O PT prevê ter, neste ano, 19 candidatos próprios a prefeito nas 26 capitais. Nas eleições passadas foram 17. E só anunciou nas demais capitais, até o momento, apoio a candidatos do PCdoB (Rio), PDT (São Luís e Cuiabá) e PSB (Salvador) -os dois primeiros partidos foram contrários ao impeachment e o terceiro se dividiu. Parceiros de 2012, como o PR, PRB e PMDB ainda não aparecem na lista de apoio nas capitais e, cada um deles, receberá até o momento, apenas um apoio nas 127 cidades com mais de 150.000 eleitores -nestes locais o PT terá 79 candidatos próprios até o momento. No Rio, onde PT costumava apoiar a candidatura do PMDB, os petistas anunciaram que não vão compor a chapa de Pedro Paulo, o peemedebista escolhido pelo atual prefeito, e apoiarão a campanha da deputada federal Jandira Feghali (PCdoB), uma das maiores defensoras de Rousseff na Câmara.
Teste de fogo

As campanhas municipais deste ano serão as mais difíceis para o PT e um termômetro da atual importância do partido no cenário nacional depois do impeachment. Diante do desgaste à imagem da legenda promovido pelo afastamento de Rousseff, pela crise econômica e pela Lava Jato , muitos nomes fortes nos municípios se desfiliaram.
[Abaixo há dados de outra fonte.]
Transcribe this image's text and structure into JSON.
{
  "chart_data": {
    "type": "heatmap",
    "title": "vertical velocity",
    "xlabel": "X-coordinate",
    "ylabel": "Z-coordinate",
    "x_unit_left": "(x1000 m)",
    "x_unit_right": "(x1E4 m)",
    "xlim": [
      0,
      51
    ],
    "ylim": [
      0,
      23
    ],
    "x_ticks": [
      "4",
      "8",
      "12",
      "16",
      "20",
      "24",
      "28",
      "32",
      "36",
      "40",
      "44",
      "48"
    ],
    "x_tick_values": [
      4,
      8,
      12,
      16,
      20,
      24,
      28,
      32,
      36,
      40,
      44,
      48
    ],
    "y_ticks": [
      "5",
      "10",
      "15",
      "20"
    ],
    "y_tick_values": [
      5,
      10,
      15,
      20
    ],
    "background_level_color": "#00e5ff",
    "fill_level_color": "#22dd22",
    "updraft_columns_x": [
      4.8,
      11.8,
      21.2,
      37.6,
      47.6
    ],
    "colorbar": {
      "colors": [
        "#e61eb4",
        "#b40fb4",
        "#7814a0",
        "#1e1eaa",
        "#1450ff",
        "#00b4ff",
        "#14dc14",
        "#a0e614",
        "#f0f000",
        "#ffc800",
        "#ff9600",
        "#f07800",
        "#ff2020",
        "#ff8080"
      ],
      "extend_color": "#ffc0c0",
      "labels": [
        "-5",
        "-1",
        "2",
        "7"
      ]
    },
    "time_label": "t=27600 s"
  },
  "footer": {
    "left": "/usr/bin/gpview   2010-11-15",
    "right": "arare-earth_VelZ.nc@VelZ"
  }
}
Levantamento feito pelo jornal Folha de S.Paulo no ano passado, antes do afastamento temporário da presidenta, apontou que 11% dos prefeitos da sigla eleitos em 2012 haviam deixado o partido – 69 dos 619. A diminuição de seus quadros nos municípios pode prejudicar os planos de Lula de se tornar presidente novamente em 2018. As gestões municipais costumam funcionar como as principais vitrines dos partidos, já que as ações das prefeituras têm um impacto direto na vida dos cidadãos.

O PT já antecipa problemas em seu principal município: São Paulo. O prefeito da sigla, Fernando Haddad, aparece em terceiro lugar na disputa eleitoral, segundo a última pesquisa Datafolha divulgada nesta sexta. O levantamento mostra que ele perdeu apoio principalmente entre os mais pobres, principais sustentadores do Partido dos Trabalhadores.